6/10
The future master of horror introduced to the screen as the master of comedy....
10 August 2013
Warning: Spoilers
While many of his future films would be unintentionally funny, Vincent Price, already a veteran of the Broadway stage, would make his screen debut as the romantic lead in that popular genre of 30's comedy known as screwball. Here, he works with a master actress of the art of screwball comedy: Constance Bennett, playing a wealthy businesswoman who tangles with Price's tractor inventor, and finds herself in a battle of the sexes. Price, believing a woman would be happier as a wife than as a businesswoman, struggles to be in control in relationships after a lifetime of being controlled by women, now having a fiancée (Joy Page) who seems intent on doing just that.

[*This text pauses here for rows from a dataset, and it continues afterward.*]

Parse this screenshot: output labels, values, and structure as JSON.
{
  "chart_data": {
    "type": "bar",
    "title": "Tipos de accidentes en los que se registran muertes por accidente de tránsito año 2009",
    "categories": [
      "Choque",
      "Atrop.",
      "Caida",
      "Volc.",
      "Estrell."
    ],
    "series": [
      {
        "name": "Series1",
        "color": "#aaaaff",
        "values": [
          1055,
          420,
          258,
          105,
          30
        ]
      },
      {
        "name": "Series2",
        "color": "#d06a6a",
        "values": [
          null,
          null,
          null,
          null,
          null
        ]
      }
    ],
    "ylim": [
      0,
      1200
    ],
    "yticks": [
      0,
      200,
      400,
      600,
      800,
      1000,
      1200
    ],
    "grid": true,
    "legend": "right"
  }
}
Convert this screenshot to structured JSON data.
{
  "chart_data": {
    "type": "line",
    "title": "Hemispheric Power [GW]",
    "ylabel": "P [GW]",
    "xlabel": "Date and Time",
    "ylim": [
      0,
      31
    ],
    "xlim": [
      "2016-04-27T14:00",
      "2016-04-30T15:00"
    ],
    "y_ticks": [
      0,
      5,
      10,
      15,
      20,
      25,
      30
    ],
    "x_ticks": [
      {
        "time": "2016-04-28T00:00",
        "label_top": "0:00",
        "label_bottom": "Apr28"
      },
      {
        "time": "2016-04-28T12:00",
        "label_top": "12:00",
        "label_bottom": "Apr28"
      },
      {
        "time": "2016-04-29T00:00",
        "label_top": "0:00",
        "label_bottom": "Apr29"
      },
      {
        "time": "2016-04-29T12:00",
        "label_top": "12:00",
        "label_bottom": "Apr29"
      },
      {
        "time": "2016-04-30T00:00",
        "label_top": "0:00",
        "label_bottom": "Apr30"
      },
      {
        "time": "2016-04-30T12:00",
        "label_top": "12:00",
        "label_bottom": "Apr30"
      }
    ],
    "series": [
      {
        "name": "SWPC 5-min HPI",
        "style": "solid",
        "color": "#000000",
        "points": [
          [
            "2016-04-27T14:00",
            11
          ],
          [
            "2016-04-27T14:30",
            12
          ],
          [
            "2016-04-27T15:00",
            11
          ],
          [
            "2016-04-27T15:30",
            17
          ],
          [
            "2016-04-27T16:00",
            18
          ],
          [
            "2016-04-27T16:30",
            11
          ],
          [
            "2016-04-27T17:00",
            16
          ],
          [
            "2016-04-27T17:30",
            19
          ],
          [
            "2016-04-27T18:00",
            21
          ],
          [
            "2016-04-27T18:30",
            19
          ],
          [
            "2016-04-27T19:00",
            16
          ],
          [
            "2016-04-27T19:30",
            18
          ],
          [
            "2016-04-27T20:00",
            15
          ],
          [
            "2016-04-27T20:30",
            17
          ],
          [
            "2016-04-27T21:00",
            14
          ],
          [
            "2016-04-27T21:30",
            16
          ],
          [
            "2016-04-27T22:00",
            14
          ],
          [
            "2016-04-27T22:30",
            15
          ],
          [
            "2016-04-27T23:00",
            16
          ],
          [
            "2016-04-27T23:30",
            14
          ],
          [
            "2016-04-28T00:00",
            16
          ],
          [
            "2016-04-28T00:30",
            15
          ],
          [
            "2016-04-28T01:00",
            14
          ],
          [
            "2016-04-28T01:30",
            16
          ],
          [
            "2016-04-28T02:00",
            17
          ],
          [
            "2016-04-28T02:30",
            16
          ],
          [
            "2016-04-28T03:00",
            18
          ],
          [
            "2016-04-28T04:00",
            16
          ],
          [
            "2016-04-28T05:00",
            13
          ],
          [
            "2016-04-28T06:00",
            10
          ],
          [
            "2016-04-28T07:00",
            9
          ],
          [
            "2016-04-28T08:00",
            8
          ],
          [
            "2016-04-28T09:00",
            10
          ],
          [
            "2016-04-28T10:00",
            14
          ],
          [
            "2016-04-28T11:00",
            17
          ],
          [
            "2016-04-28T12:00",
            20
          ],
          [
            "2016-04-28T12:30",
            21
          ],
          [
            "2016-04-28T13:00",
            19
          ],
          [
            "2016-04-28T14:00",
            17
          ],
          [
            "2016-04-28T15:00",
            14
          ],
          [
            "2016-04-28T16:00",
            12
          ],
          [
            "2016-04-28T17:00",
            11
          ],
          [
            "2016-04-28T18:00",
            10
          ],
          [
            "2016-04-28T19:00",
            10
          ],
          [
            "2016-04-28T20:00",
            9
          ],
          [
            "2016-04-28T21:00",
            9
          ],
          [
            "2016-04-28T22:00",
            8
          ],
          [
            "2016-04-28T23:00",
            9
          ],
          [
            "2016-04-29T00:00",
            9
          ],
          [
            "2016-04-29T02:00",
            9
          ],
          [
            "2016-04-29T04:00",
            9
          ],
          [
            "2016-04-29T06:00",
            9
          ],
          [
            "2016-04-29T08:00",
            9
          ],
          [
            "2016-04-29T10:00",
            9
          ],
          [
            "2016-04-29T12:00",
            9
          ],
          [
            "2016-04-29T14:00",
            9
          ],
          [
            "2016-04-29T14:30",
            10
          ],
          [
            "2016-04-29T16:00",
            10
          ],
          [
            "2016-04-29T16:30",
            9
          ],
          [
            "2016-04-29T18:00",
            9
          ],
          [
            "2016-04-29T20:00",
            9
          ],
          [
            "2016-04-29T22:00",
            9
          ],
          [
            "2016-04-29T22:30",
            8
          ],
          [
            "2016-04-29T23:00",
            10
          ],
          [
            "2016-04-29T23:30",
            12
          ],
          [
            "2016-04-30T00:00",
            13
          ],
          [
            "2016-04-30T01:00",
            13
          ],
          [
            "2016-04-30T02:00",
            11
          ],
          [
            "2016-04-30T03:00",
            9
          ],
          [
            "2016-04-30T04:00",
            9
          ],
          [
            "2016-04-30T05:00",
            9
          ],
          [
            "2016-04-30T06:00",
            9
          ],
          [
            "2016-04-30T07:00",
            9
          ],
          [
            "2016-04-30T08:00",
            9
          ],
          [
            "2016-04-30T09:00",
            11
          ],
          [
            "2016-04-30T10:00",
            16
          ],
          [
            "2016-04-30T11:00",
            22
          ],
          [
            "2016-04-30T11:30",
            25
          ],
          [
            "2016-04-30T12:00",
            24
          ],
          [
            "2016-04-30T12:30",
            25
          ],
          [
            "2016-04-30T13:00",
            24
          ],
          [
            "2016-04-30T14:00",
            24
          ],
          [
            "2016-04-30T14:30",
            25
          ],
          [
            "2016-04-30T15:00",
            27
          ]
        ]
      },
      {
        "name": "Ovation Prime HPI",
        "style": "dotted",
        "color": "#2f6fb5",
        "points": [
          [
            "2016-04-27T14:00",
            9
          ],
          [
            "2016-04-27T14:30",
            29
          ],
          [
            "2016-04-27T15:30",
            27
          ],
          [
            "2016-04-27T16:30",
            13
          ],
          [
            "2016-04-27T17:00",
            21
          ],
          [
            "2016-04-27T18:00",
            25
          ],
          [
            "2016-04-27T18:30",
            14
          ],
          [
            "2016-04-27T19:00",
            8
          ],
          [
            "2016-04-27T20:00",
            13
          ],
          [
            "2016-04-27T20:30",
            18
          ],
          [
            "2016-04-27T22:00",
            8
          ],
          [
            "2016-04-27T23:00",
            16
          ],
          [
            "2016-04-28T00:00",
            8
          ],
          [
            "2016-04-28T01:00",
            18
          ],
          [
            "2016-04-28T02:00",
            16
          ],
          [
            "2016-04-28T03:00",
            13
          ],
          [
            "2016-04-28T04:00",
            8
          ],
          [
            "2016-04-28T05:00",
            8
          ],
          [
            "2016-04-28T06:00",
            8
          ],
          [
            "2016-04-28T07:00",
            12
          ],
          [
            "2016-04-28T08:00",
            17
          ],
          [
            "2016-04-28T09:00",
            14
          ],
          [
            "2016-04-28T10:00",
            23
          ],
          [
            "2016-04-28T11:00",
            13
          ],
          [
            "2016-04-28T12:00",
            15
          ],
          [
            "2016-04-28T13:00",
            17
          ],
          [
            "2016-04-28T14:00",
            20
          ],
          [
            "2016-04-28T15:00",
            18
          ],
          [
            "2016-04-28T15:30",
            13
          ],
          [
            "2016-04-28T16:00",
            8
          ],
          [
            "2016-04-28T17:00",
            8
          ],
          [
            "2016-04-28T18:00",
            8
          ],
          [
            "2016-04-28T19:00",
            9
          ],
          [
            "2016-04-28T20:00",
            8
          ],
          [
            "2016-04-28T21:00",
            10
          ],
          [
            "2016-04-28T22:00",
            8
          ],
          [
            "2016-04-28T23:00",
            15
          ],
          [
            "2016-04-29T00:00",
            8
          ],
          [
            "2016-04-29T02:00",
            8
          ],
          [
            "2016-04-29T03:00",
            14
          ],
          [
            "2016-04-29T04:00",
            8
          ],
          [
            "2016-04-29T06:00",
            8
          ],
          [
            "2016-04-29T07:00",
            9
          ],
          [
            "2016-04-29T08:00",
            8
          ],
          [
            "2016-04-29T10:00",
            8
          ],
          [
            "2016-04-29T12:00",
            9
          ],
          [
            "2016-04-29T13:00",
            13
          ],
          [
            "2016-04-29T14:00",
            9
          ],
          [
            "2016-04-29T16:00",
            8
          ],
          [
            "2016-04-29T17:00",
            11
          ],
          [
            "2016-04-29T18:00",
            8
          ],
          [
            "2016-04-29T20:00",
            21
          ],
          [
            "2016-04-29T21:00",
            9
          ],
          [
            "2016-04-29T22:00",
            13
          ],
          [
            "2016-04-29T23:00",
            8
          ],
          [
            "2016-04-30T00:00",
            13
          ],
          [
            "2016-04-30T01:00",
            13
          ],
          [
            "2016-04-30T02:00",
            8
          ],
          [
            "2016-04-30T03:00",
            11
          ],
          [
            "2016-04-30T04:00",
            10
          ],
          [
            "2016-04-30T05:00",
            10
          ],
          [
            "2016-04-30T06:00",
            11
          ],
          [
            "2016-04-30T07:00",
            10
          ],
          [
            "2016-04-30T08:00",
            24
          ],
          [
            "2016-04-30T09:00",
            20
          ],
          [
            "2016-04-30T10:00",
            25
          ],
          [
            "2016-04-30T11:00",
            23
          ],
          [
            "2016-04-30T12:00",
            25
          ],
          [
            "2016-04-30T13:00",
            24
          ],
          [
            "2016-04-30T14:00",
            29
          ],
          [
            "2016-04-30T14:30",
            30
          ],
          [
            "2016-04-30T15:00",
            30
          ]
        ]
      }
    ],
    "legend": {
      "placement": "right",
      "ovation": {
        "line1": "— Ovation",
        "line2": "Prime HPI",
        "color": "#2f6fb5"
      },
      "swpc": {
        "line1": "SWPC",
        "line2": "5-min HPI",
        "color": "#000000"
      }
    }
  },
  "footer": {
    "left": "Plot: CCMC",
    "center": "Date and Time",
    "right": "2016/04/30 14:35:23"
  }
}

Bennett and Price exchange tons of witty dialog with acerbic side comments from her aide-de-camp (the always officious Helen Broderick) and deal with interferences from outside parties until they are free to admit how they feel. Charlie Ruggles and Mischa Auer add to the already eccentric mix of characters by tossing out dialog like a stripper tosses gloves and a chef tosses salad. There certainly have been much funnier screwball comedies, particularly those which perfected that art form ("My Man Godfrey", "The Awful Truth"), but combining intelligent dialog with wit and an element of truth, this ends up an almost forgotten "sleeper" of the genre.